L’Iran, futur joyau du collier de perles chinois ?
La Chine perçoit l’Iran comme un partenaire-clé dans la région du golfe Persique, et donc du Moyen-Orient. De là, la Chine cherche depuis des années à lier des contacts économiques profonds et solides avec l’Iran. Sur les 464,5 millions de tonnes de pétrole brut qu’elle consomme en 2018, la Chine en importe 203,1 millions du Moyen-Orient, dont la majeure partie provenant du golfe Persique. La Chine a besoin du golfe Persique pour près de la moitié de sa consommation de pétrole, et donc besoin d’un partenaire économique stable dans la région.

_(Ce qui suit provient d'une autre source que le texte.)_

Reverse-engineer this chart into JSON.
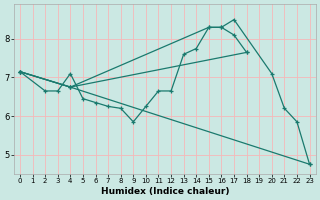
{
  "xlabel": "Humidex (Indice chaleur)",
  "ylabel": "",
  "background_color": "#cbe8e3",
  "grid_color": "#f5b8b8",
  "line_color": "#1a7a6e",
  "xlim": [
    -0.5,
    23.5
  ],
  "ylim": [
    4.5,
    8.9
  ],
  "yticks": [
    5,
    6,
    7,
    8
  ],
  "xticks": [
    0,
    1,
    2,
    3,
    4,
    5,
    6,
    7,
    8,
    9,
    10,
    11,
    12,
    13,
    14,
    15,
    16,
    17,
    18,
    19,
    20,
    21,
    22,
    23
  ],
  "lines": [
    {
      "x": [
        0,
        2,
        3,
        4,
        5,
        6,
        7,
        8,
        9,
        10,
        11,
        12,
        13,
        14,
        15,
        16,
        17,
        20,
        21,
        22,
        23
      ],
      "y": [
        7.15,
        6.65,
        6.65,
        7.1,
        6.45,
        6.35,
        6.25,
        6.2,
        5.85,
        6.25,
        6.65,
        6.65,
        7.6,
        7.75,
        8.3,
        8.3,
        8.5,
        7.1,
        6.2,
        5.85,
        4.75
      ]
    },
    {
      "x": [
        0,
        4,
        18
      ],
      "y": [
        7.15,
        6.75,
        7.65
      ]
    },
    {
      "x": [
        0,
        4,
        15,
        16,
        17,
        18
      ],
      "y": [
        7.15,
        6.75,
        8.3,
        8.3,
        8.1,
        7.65
      ]
    },
    {
      "x": [
        0,
        4,
        23
      ],
      "y": [
        7.15,
        6.75,
        4.75
      ]
    }
  ]
}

Pour ce faire, elle approfondit depuis des années sa coopération économique avec l’Iran, notamment depuis la signature du JCPOA de 2015. Ainsi, si Gwadar est l’un des points principaux du maillage portuaire filé par la Chine dans l’océan Indien (appelé « stratégie du collier de perles »), il apparaît que l’Iran est en passe de devenir le joyau du collier de perles chinois, à l’image de l’Inde, ancien « joyau de la Couronne » britannique. Avec le partenariat économique que la Chine ne cesse d’élargir, même pendant la crise du détroit d’Ormuz de 2018, sa sécurisation de son approvisionnement énergétique en provenance du Moyen-Orient n’est que plus forte. Dès la signature du JCPOA, la Chine remporte des marchés publics en Iran pour rénover le métro de Téhéran, ses infrastructures ferroviaires et ses ports. Elle récupère même les parts de l’entreprise française Total dans le plus grand champ gazier au monde, South Pars, après le retrait de la compagnie française suite à la ré-instauration des sanctions américaines.

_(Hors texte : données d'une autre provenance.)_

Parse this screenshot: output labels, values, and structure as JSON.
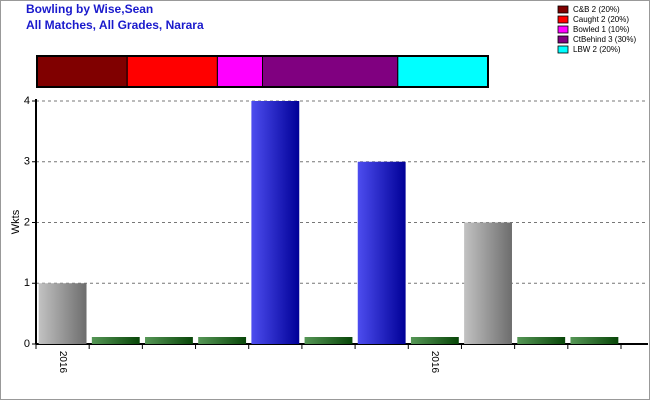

Plus directement dans le golfe Persique, la Chine n’hésite pas à investir massivement dans les terminaux pétroliers. Par exemple, dès juin 2016, l’Iran annonce la signature d’un contrat entre deux sociétés iranienne et chinoise pour la construction de réservoirs pétroliers sur l’île de Qeshm, à hauteur de 550 millions de dollars. Il s’agit de la plus grande île du golfe Persique et qui se trouve dans le détroit d’Ormuz. La Chine profite du statut de zone franche de l’île iranienne pour y renforcer sa présence. En janvier 2017, la Chine poursuit sa percée dans le golfe Persique et conclut un autre contrat avec l’Iran, concernant cette fois la ville d’Âbâdân, à la frontière iraquienne. Le vice-ministre iranien du pétrole annonce la signature d’un contrat de trois milliards de dollars avec le groupe pétrolier chinois Sinopec pour la modernisation des raffineries iraniennes de pétrole. La Chine fait fi des sanctions américaines qui prohibent tout investissement de plus de 20 millions de dollars dans les infrastructures pétrolières iraniennes. L’Iran peut ainsi moderniser ses complexes pétroliers et potentiellement augmenter sa production alors que la Chine se place comme son seul partenaire crédible afin de contourner les sanctions américaines.